URL Encoder & Decoder

Encode and decode URLs for safe web transmission.

📖 Learn the difference between %20 and +, and when to use encodeURIComponent — Understanding URL Encoding.

What is URL Encoding?

When you type a URL in your browser, certain characters have special meanings. A question mark starts the query string, an ampersand separates parameters, and spaces... well, spaces break everything. URL encoding solves this by converting these problematic characters into safe %XX codes.

For example, if you want to search for "rock & roll" on a website, the URL can't just have an ampersand sitting there - it would confuse the server. Instead, it becomes "rock%20%26%20roll" where %20 is a space and %26 is the ampersand.

Quick Reference

Space
becomes %20
&
becomes %26
=
becomes %3D
?
becomes %3F

Understanding URL Encoding

URL encoding (also called percent-encoding) converts characters that aren't allowed in URLs into a format that can be safely transmitted. URLs can only contain ASCII characters, so special characters, spaces, and international text must be encoded as %XX where XX is the hexadecimal representation of the character's byte value.

The difference between urlencode and rawurlencode is subtle: urlencode encodes spaces as '+' (legacy), while rawurlencode uses '%20' (RFC 3986 standard). Our tool uses standard encoding suitable for query parameters and general URL use.
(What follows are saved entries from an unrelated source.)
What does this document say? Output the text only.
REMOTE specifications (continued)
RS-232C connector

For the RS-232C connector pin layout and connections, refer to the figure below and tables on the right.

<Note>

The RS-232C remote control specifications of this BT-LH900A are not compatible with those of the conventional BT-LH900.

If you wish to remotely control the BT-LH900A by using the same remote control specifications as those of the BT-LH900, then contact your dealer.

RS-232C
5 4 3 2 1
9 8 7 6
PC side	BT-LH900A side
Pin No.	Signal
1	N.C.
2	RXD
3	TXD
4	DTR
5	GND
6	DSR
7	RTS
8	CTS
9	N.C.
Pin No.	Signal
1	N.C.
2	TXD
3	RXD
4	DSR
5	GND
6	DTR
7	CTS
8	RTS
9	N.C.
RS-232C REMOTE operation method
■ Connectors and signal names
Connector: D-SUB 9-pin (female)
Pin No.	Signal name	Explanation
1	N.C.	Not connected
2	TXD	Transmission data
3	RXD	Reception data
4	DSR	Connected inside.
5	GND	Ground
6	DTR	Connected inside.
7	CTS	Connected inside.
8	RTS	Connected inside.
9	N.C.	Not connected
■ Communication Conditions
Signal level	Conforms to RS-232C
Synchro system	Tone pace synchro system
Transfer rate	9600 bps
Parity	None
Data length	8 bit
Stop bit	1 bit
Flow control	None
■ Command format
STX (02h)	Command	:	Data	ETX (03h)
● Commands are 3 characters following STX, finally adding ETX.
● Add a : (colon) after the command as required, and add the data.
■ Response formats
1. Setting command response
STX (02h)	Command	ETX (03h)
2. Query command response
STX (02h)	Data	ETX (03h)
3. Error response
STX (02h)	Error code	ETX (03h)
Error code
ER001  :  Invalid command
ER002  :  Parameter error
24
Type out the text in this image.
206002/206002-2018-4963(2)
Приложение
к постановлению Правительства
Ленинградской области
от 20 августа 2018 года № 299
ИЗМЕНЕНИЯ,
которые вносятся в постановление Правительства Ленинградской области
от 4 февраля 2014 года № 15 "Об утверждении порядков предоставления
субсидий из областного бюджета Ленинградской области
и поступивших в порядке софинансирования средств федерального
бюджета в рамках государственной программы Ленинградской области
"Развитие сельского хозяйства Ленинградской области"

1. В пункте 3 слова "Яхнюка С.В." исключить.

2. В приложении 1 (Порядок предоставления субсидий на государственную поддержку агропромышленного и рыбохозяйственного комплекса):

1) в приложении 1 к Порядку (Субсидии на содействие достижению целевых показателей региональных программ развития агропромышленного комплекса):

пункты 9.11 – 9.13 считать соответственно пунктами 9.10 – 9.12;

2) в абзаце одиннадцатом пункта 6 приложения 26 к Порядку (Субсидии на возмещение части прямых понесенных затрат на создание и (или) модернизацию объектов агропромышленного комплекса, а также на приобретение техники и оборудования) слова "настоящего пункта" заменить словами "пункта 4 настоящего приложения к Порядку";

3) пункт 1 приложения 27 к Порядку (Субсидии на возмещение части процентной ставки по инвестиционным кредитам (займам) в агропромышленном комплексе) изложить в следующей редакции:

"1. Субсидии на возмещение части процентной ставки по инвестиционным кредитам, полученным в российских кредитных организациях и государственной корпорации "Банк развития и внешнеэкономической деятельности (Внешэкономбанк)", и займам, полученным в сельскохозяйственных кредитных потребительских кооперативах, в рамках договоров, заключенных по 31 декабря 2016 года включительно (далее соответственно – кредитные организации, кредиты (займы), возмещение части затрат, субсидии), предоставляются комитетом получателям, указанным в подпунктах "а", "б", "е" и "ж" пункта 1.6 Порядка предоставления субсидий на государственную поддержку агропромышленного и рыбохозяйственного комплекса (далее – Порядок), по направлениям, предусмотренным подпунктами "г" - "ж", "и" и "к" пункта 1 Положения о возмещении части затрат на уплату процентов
Common Encoding Conversions

  • Space: %20 (or + in legacy encoding)
  • Ampersand (&): %26
  • Equals (=): %3D
  • Question mark (?): %3F

Frequently Asked Questions

Why do I need to encode URLs?

Characters like spaces, &, =, and ? have special meanings in URLs. Without encoding, a URL like "search?q=rock & roll" breaks because & starts a new parameter. Encoding makes it "search?q=rock%20%26%20roll" which is unambiguous.

When should I encode vs decode?

Encode when constructing URLs with user input or special characters. Decode when reading URL parameters to get the original values. Most web frameworks handle this automatically, but manual encoding is needed for API calls or custom URL construction.

Are there characters that don't need encoding?

Yes. Unreserved characters (A-Z, a-z, 0-9, -, _, ., ~) don't need encoding. Reserved characters (/, ?, #, &, =) should be encoded when used as data, but not when used for their intended purpose in URL structure.

What's the difference between encodeURI and encodeURIComponent?

encodeURI encodes a full URL but preserves characters with special URL meanings (like /, ?, and &). encodeURIComponent encodes everything, making it safe for query parameter values. Use encodeURIComponent for individual values and encodeURI for complete URLs.